Später nutzte er die Gelegenheit, ins damalige West-Berlin zu gehen, und landete in einem der ersten besetzten Häuser am Klausener Platz. Zusammen mit den dort wohnenden Künstlern baute er Lampen für das KaDeWe und Dekorationen für den Presseball. „Meine handwerklichen Fähigkeiten kamen mir da sehr zugute, die Inspiration stammte von den älteren Kollegen", erzählt er, „das war die Ausbildung, die ich mir gewünscht habe. Ich denke dreidimensional, sehe die Sachen im Kopf, kann sie drehen, ich brauche keine Zeichnungen." Am Klausener Platz gründete er mit einem Freund eine eigene Werkstatt, zog dann später in den Wedding.
Nach der Wende fragte ihn eine befreundete Künstlerin, ob er nicht nach Buch kommen wolle. Dort konnte er für wenig Geld einen großen Platz mieten – ideal, um größere Stücke zu gestalten. Als das Gelände privatisiert wurde, richtete er sich eine Werkstatt an seinem Wohnhaus ein. Gleich neben seiner Frau, die auch Künstlerin ist, Mode entwirft und an dem Stolperstein-Projekt mitarbeitet. Seit er die Stolpersteine macht, bleibt für die künstlerische Arbeit keine Zeit mehr. „Das mache ich gerne, denn das ist eine unglaublich gute Aufgabe.
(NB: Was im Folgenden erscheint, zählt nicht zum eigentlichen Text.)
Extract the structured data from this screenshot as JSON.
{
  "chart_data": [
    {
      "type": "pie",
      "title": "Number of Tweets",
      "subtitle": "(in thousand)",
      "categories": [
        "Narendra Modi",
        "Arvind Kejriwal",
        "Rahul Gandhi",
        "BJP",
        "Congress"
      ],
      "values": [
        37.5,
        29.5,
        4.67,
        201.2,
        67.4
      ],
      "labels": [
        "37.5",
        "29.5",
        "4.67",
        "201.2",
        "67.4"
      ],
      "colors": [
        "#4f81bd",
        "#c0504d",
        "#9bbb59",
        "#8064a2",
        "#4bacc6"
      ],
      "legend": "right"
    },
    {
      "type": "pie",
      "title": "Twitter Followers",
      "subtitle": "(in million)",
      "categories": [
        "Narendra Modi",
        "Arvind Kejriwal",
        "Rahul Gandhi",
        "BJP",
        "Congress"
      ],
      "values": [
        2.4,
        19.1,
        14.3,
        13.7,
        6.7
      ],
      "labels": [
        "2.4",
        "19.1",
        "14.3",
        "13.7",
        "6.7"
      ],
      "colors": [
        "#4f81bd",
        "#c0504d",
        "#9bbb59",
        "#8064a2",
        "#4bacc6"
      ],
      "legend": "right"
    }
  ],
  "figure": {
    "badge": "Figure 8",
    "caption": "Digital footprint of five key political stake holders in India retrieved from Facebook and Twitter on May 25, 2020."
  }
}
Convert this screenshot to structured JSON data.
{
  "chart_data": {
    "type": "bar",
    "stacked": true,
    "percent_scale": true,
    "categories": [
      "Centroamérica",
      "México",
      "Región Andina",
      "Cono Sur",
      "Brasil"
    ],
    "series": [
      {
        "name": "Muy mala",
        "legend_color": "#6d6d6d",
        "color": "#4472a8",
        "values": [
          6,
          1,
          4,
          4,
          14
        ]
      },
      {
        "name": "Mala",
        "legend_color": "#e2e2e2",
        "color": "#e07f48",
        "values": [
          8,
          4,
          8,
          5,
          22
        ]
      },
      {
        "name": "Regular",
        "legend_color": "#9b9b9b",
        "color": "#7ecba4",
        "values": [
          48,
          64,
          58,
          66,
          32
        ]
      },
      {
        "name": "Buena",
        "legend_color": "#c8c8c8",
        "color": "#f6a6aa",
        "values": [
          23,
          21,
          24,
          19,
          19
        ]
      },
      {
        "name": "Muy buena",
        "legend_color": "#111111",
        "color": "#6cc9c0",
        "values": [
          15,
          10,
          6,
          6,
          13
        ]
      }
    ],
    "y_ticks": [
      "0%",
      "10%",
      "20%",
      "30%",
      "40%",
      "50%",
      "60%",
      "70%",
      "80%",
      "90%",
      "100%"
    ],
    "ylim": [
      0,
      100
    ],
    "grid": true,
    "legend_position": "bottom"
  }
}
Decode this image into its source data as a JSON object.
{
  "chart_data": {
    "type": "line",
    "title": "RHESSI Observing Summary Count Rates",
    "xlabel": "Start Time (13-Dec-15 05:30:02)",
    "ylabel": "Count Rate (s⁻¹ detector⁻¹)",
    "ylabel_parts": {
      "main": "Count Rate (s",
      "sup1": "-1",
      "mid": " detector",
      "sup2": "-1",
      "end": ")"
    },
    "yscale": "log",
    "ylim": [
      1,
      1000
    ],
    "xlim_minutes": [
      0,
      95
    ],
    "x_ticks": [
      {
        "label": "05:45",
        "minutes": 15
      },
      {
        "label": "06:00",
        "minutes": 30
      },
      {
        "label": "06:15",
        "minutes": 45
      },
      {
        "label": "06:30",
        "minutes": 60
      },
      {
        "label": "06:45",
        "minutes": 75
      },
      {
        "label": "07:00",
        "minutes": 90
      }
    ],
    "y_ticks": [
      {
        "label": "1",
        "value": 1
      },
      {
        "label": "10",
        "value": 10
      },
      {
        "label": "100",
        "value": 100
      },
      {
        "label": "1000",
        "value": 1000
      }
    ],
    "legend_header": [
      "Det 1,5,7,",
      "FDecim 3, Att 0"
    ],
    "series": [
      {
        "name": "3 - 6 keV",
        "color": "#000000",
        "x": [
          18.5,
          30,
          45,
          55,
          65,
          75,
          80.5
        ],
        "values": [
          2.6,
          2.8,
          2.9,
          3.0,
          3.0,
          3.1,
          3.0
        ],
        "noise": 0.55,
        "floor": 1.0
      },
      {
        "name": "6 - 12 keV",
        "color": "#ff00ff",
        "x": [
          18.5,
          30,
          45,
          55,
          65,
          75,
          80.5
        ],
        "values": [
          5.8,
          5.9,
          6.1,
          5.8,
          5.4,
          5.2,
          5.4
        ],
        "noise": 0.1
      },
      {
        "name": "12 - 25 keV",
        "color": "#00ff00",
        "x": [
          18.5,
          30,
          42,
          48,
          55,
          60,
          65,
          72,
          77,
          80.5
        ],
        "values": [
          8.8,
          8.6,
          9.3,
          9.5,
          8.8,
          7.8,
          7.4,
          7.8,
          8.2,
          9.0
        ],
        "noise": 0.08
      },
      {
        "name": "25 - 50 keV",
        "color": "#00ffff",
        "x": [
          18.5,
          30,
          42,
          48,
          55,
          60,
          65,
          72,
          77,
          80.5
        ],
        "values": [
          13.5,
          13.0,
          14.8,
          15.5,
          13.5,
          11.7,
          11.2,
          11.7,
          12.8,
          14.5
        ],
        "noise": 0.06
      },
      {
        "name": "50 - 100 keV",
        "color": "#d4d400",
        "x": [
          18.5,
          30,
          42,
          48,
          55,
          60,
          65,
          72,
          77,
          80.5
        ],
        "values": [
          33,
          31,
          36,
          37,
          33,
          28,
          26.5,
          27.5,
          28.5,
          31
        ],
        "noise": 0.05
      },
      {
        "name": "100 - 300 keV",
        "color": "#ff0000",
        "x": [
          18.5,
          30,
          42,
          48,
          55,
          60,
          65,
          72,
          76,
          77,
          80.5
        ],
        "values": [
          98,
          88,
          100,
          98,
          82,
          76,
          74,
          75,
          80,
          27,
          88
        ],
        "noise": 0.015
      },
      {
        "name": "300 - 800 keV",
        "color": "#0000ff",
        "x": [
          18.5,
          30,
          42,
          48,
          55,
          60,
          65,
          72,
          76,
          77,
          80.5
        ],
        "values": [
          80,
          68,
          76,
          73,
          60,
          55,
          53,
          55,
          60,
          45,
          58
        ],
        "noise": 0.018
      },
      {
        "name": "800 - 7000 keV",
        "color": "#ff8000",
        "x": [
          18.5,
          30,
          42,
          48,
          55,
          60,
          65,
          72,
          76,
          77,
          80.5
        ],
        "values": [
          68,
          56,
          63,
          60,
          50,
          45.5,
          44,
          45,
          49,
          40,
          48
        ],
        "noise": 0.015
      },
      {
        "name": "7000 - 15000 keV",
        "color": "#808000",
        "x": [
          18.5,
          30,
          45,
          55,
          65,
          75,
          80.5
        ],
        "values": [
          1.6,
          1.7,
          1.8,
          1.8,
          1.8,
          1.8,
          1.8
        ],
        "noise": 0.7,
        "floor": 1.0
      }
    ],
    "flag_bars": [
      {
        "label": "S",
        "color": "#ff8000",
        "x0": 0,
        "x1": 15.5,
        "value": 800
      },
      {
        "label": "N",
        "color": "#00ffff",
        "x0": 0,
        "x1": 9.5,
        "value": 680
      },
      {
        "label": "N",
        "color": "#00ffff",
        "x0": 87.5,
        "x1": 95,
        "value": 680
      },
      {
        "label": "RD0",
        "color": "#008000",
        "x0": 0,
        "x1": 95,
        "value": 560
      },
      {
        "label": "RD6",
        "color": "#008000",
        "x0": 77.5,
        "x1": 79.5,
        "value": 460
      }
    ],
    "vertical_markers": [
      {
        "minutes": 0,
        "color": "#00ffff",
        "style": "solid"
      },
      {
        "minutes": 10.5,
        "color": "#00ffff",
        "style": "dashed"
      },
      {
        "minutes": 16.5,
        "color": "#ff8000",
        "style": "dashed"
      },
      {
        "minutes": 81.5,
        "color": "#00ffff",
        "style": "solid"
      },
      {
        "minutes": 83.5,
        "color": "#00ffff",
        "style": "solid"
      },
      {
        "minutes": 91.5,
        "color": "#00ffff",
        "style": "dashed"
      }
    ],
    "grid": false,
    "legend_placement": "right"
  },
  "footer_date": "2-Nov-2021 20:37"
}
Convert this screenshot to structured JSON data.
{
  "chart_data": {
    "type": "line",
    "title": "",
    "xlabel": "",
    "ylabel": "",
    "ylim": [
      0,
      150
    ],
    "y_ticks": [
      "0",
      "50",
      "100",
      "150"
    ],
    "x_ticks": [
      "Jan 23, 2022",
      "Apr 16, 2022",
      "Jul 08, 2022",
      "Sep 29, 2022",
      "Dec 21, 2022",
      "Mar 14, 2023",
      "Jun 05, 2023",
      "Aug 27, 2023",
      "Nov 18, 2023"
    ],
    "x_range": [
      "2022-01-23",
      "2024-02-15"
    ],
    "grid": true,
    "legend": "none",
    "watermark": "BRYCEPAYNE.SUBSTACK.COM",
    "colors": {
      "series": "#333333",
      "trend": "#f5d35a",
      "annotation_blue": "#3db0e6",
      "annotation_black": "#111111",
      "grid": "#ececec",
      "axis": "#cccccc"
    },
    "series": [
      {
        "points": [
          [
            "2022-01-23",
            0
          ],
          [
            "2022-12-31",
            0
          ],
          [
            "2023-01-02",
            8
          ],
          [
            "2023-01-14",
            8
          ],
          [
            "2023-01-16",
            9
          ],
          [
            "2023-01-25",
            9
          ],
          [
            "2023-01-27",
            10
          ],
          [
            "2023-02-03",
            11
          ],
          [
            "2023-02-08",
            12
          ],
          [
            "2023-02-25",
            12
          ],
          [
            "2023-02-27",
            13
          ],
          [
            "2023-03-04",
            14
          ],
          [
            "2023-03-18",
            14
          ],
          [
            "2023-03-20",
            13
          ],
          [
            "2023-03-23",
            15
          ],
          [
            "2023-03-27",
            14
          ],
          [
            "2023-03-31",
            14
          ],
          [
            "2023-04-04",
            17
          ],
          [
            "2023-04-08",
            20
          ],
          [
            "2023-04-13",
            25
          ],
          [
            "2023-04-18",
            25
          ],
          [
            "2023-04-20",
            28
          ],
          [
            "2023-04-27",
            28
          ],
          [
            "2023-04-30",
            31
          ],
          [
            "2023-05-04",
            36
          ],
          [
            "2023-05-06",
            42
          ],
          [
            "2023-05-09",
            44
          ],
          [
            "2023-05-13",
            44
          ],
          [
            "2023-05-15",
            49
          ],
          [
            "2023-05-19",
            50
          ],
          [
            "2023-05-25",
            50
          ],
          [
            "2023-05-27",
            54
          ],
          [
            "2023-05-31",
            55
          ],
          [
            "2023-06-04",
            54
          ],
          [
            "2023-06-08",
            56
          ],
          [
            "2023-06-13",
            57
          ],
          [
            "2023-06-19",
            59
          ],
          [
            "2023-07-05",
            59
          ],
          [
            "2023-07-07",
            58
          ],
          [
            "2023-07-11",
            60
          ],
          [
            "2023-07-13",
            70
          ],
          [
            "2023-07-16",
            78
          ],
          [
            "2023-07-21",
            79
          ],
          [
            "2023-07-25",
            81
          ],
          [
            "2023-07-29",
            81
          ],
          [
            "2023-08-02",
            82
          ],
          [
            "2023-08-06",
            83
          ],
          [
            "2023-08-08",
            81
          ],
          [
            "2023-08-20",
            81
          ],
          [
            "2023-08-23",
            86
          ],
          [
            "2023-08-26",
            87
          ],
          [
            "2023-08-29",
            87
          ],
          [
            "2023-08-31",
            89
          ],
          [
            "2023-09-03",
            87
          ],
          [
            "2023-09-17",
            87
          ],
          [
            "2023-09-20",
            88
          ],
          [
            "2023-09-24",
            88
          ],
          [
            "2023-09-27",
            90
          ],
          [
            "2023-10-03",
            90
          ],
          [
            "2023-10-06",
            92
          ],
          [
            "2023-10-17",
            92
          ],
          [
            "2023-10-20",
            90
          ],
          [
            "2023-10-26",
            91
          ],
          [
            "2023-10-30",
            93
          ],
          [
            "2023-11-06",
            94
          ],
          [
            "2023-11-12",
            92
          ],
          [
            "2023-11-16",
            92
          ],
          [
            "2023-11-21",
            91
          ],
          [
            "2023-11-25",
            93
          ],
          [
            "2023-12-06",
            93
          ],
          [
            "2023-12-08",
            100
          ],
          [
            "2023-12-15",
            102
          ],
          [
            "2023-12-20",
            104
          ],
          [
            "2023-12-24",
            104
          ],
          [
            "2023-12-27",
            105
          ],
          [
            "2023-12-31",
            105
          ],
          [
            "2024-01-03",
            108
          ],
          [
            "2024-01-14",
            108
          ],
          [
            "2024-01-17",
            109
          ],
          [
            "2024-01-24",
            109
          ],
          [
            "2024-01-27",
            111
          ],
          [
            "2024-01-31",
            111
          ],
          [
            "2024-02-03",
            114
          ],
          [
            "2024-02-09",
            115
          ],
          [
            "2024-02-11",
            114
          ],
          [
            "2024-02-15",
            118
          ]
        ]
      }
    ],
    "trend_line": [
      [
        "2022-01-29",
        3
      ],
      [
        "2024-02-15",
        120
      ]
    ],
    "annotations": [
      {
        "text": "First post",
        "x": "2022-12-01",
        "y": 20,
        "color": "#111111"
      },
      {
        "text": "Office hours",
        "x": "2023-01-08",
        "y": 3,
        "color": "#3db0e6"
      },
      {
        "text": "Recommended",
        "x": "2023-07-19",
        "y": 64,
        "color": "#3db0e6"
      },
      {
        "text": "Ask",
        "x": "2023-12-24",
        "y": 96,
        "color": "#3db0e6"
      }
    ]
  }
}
Ich arbeite von Sonntagmorgen bis Freitagabend, der Sonnabend ist nur für die Familie."
Aber ein bisschen fehlt sie ihm doch, die künstlerische Arbeit. Wenn er ein Stück herzeigt, fahren die Finger fast zärtlich über das Metall. „Speziell Eisen ist für mich ein total lebendiges Material, weder spröde noch sonst was. Man kann es kalt bearbeiten oder warm. Wenn ich da mit Feuer rangehe, habe ich das Gefühl von einem Dialog, der mit dem Abstrahlen von Wärme einhergeht. Wenn man mit dem Material umgehen kann, dann ist es handzahm." Und schon schleppt er einen Würfel an. „Den habe ich aus einer Platte herausgeschnitten und wieder zusammengeschweißt. Mit dem Schweißbrenner zeichne ich wie mit einer Kerze im Eisen", erklärt er und fährt mit der Hand über die rissigen Strukturen. „Was wunderschön ist – mit Feuer kann man Metall auch färben. Gehe ich mit der Flamme drüber und lasse es anlaufen, habe ich das Gefühl, das Metall ist lebendig."
Aber nun hat er sich den Stolpersteinen verschrieben. „Ich mache über 5.000 Steine im Jahr, die Nachfrage ist ungebrochen." Ihn berühren auch die Geschichten, die hinter jedem Stein stecken. Beim Verlegen der Steine treffen sich Menschen, die sich aus den Augen verloren oder noch nie gesehen haben. „Für mich gibt es nichts Besseres", sagt er und spannt eine neue Platte ein.